Lunch at Dulce's was a bit different this past Monday. This is because we didn't have anyone from the school come with us on our visit. I liked this because Dulce's son, Manuel, joined us for lunch. I really got to practice my Spanish since he doesn't know any English. I would ask him different questions and he would usually when he responded he was speaking very quickly. Most of the time I was able to understand what he was saying but there were times that I had to ask him to repeat what he said. He would then break down what he said into simpler sentences that I could understand. It was such a great experience. What I found to be funny is that Manuel didn't like the food that his mom made. He didn't want any papas fritas or pollo. He only took arroz con frijoles but he hardly ate any of it because he said he doesn't like arroz very much. We were eating such a traditional meal so I wonder what he actually likes to eat. If he eats with us again I'll have to ask him. At one point we started talking about music and he told me that he likes Justin Beiber's music. I told him that I liked his music too so he went and got his blackberry and played "Baby" by Justin Beiber. I thought that was nice. It's funny how certain artists are so well known in different countries especially since their songs are in English. It was nice though because we were able to find a connection. Dulce is usually busy doing her children's hair and getting them ready for school so I am happy that her son joined us today. I hope that he does again in the future.
We also got the chance to check out the public school. The school doesn't exactly give off a welcoming vibe due to the barbed wire that is found all around the school. It looks more like a jail. We got to meet with the principal and ask him any questions that we had. I found this meeting to be very informative and interesting. One thing that I found interesting is that before the government implemented a new law stating that teachers need to have training in order to be certified all one needed to do in order to be a teacher in the public school is have their high school diploma. I can't imagine this. How would one even know where to begin in regards to teaching. How would these teachers understands the curriculum or even the content that they are teaching? It baffles me because it leads to teachers teaching content that they are not even educated in. Just because you graduated high school does not mean you can readily teach what you learned to others. Hiring teachers in this manner is doing such a disservice to the students. I was quite glad to hear that due to the knew law all the teachers in the building have to get trained so they could be certified to teach.

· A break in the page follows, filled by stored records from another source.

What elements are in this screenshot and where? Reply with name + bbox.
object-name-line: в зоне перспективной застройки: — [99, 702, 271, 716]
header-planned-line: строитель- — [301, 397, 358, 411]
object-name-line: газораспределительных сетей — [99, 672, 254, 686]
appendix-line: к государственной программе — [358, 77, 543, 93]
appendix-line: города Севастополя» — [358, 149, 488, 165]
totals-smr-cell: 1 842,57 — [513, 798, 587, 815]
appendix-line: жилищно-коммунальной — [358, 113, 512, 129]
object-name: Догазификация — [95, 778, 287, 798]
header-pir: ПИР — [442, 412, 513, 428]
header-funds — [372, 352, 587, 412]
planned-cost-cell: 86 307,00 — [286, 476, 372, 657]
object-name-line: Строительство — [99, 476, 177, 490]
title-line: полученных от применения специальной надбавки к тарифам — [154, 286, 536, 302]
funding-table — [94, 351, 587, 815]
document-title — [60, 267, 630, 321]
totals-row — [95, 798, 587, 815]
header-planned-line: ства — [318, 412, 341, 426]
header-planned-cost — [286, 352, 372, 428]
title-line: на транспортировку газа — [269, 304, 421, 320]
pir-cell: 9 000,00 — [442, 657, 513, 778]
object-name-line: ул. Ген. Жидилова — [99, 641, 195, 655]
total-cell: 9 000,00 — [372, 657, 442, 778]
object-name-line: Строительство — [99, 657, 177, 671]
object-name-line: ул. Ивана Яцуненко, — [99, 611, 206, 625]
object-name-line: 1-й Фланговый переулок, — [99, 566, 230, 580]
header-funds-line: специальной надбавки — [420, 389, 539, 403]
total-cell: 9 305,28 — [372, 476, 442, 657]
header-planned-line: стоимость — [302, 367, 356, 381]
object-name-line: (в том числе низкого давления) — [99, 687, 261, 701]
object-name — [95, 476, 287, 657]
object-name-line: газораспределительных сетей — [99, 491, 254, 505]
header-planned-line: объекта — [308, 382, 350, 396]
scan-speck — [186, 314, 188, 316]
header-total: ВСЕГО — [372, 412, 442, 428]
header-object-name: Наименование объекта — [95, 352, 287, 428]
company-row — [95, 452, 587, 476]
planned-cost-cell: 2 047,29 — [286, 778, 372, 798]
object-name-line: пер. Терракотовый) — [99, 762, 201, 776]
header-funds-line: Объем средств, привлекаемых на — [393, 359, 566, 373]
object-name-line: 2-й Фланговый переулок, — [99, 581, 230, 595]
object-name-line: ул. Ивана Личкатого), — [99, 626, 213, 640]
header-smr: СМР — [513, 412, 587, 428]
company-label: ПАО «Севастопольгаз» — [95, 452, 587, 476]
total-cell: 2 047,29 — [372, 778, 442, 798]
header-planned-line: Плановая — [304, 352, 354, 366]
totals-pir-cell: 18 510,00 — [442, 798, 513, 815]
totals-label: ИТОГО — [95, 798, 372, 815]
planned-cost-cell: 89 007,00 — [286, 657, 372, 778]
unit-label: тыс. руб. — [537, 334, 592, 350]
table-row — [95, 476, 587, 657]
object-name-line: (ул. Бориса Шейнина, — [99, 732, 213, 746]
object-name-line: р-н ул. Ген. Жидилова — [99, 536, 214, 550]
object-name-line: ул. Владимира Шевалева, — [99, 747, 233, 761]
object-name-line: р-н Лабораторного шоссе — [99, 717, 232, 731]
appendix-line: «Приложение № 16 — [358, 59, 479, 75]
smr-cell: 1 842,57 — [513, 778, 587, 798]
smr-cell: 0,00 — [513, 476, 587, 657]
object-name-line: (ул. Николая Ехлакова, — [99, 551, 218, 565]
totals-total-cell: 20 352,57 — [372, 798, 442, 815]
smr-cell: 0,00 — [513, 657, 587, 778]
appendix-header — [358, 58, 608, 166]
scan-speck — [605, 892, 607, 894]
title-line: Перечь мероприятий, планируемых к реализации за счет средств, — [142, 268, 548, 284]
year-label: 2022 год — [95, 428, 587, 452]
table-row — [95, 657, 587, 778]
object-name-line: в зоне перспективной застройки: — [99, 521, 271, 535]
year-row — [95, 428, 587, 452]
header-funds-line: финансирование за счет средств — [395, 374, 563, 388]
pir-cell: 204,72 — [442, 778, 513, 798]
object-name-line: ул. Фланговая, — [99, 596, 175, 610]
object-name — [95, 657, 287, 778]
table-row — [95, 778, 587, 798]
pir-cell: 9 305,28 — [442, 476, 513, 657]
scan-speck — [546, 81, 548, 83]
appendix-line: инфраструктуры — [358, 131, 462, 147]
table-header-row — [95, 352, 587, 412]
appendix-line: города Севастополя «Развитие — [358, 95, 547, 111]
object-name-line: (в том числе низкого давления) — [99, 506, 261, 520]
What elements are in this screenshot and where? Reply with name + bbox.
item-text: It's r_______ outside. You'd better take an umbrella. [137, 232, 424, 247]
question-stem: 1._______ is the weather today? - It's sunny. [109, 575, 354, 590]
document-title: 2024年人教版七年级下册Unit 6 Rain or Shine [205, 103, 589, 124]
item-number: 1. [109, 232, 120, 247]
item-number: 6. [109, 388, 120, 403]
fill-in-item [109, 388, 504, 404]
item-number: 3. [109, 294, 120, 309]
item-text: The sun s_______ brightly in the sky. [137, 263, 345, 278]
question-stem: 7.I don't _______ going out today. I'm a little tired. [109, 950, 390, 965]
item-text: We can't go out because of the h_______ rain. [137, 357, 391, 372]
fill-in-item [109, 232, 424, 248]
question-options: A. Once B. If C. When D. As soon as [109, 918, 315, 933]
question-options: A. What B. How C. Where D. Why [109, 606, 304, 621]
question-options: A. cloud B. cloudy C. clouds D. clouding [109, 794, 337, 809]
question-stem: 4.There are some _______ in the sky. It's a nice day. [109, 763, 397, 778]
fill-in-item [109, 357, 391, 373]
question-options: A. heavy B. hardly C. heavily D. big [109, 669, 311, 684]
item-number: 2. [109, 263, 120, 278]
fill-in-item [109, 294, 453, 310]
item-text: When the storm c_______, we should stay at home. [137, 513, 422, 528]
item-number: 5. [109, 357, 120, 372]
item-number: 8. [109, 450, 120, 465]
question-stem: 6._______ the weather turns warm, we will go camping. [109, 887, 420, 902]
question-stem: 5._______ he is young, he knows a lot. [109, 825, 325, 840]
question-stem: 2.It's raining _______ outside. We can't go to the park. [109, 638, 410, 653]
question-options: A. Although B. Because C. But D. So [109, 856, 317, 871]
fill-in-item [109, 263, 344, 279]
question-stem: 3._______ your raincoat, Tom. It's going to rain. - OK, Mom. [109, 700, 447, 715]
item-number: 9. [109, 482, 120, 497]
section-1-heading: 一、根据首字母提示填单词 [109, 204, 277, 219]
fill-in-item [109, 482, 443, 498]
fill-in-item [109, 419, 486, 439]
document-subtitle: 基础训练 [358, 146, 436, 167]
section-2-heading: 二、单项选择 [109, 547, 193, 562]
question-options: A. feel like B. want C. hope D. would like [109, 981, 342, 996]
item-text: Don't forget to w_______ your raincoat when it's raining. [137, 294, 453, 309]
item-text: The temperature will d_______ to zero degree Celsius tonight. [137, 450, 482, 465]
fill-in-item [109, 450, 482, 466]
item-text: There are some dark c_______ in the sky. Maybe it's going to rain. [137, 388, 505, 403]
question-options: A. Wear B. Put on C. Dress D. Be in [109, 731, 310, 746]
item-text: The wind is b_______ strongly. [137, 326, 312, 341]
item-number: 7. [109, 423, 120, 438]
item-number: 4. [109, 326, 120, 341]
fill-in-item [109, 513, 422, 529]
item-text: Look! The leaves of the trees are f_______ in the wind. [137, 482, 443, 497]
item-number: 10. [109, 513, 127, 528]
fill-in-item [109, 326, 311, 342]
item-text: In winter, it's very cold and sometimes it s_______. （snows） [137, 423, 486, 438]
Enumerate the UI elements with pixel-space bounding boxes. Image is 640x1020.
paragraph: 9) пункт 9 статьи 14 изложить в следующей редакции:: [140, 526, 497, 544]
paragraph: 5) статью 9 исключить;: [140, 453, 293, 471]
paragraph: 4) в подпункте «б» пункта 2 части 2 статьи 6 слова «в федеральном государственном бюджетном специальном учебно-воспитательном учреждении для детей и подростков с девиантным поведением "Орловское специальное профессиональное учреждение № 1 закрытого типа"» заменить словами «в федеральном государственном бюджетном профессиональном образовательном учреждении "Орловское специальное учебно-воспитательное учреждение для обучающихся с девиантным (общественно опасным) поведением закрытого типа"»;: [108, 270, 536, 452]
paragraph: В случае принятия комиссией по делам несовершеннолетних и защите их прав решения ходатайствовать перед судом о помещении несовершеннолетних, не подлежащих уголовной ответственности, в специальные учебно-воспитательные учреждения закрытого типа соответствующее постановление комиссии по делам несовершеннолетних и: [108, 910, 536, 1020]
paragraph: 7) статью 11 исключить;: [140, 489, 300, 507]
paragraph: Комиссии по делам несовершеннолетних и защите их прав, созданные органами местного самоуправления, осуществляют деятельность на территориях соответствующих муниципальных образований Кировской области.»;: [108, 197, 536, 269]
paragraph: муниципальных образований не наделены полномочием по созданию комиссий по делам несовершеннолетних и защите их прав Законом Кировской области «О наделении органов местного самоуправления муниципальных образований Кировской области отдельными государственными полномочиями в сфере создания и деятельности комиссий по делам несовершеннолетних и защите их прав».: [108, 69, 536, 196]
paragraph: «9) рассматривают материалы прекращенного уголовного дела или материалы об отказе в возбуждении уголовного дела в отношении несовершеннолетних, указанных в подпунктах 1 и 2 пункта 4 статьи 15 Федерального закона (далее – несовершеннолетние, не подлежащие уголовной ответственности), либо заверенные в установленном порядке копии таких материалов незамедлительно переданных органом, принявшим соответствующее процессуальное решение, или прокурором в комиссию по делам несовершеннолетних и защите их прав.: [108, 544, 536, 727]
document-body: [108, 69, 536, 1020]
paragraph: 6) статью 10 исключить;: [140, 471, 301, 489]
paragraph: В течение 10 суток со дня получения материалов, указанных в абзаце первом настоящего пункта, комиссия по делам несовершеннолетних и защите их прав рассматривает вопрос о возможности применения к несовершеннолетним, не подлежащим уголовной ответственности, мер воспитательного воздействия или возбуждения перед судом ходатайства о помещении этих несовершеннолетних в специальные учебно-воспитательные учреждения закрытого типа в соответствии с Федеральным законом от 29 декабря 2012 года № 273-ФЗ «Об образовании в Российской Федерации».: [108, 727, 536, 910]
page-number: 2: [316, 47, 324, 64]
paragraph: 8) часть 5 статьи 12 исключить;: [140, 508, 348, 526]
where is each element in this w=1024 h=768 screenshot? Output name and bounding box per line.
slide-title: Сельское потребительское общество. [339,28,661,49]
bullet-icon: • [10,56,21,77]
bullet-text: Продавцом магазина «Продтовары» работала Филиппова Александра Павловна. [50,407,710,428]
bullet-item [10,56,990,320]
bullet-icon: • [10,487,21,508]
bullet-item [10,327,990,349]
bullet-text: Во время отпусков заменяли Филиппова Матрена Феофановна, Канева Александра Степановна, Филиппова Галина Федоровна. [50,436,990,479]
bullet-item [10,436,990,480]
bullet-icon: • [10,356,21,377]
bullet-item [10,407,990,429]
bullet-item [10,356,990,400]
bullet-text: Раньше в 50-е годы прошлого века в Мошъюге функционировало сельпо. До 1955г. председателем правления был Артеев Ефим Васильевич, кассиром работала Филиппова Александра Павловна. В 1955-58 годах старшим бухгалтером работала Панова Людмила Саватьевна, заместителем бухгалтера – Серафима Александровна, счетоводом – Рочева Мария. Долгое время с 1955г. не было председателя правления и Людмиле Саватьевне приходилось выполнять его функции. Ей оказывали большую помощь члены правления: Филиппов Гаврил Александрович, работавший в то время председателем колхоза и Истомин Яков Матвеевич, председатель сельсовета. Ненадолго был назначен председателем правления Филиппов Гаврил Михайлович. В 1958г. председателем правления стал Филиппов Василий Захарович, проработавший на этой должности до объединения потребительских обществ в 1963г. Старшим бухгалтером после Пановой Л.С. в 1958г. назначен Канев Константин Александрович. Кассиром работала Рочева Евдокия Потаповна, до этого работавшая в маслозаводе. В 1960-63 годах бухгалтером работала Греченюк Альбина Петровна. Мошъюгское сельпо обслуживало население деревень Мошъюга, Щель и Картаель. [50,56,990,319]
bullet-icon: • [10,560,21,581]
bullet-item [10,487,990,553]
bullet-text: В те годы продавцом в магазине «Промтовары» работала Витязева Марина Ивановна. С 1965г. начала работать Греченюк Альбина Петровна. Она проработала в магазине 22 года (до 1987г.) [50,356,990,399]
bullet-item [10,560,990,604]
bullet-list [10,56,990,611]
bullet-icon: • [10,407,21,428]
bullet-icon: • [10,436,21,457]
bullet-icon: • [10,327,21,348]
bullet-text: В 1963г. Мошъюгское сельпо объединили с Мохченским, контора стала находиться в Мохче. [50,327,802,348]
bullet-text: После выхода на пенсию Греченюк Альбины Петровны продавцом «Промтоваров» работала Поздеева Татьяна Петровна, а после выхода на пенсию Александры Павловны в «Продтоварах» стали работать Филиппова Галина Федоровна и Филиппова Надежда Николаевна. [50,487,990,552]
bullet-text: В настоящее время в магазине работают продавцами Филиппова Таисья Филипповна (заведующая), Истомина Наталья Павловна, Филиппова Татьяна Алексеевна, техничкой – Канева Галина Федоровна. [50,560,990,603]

We received a lot of information from the principal but I don't believe all of it was accurate. I think he wanted to portray his school in a very positive light so it seemed as though he was exaggerating in regard to some statistics. For example, he stated that 90% of female students are graduating. This is a very high percentage and many girls drop out of school early to help at home. Thus, I don't believe this statistic to be true.
I did get the chance to sit in a classroom and observe. I observed in a first grade classroom. There were enough desk for all the students but some of the desks looked way too big for the students. There also seemed to be a lack of materials. I didn't see any of the traditional things that one sees in a first grade classroom such as children's books. The classroom was pretty empty except for the students' desks, the teacher's desk and a cabinet where the teacher stores her materials. The room had two chalkboards and all the posters on the wall were work that the teacher had completed with the students on chart paper. The room really didn't resemble a classroom that one would see in the United States. The room basically had the bare minimum items in it in order to make it a "functional" classroom.
The school was also quite loud. The students in my class were very attentive to the teacher. This was impressive because there was so much noise coming from the surrounding classrooms. There was also music blaring from one of the surrounding houses. Both of these factors can make it hard to concentrate. The students in my room were good until the teacher left the room. Then they got a bit rambunctious; especially the boys. The boys were hitting each other with their pencils, climbing on top of their chairs, kept getting out of their chair, and were walking around the room instead of completing their work. I think a lot of this is due to the lack of movement they have during the day. However, it is unfortunate that they were not able to stay on task when the teacher was out of the room. The girls were very well behaved and one girl in particular kept showing her work to another Buffalo State student in the room looking for her approval. I thought this was very sweet.
We also were able to visit the DR foundation for girls which is an after school program for girls. It is aimed at helping them stay in school and to stay out of trouble in their community. I think that this is such a great program. It seems similar to the programs that we have in Buffalo and I truly believe that they help keep children on the right path. I also believe that having a positive role model in one's life can make all of the difference. Not only are the girls who attend this foundation provided with excellent role models but they are also reminded of the woman who made a difference in the Dominican Republic. This is done by having murals on the wall of these woman and naming the different rooms (such as the art room, music room, theater room etc.) after these powerful women. It really does seem like this foundation is making a difference. They have had several girls graduate the program and continue on with their education to become involved in a highly respected profession. They also do not let the girls stay in the program if they become pregnant which is helping to decrees the number of pregnancy. This organization has so much to offer and I feel as though it will help many girls find their niche or interests outside of the traditional roles of a Dominican woman. I was thrilled to visit this foundation because it is organizations like this that truly make a difference and positively impact children's' lives.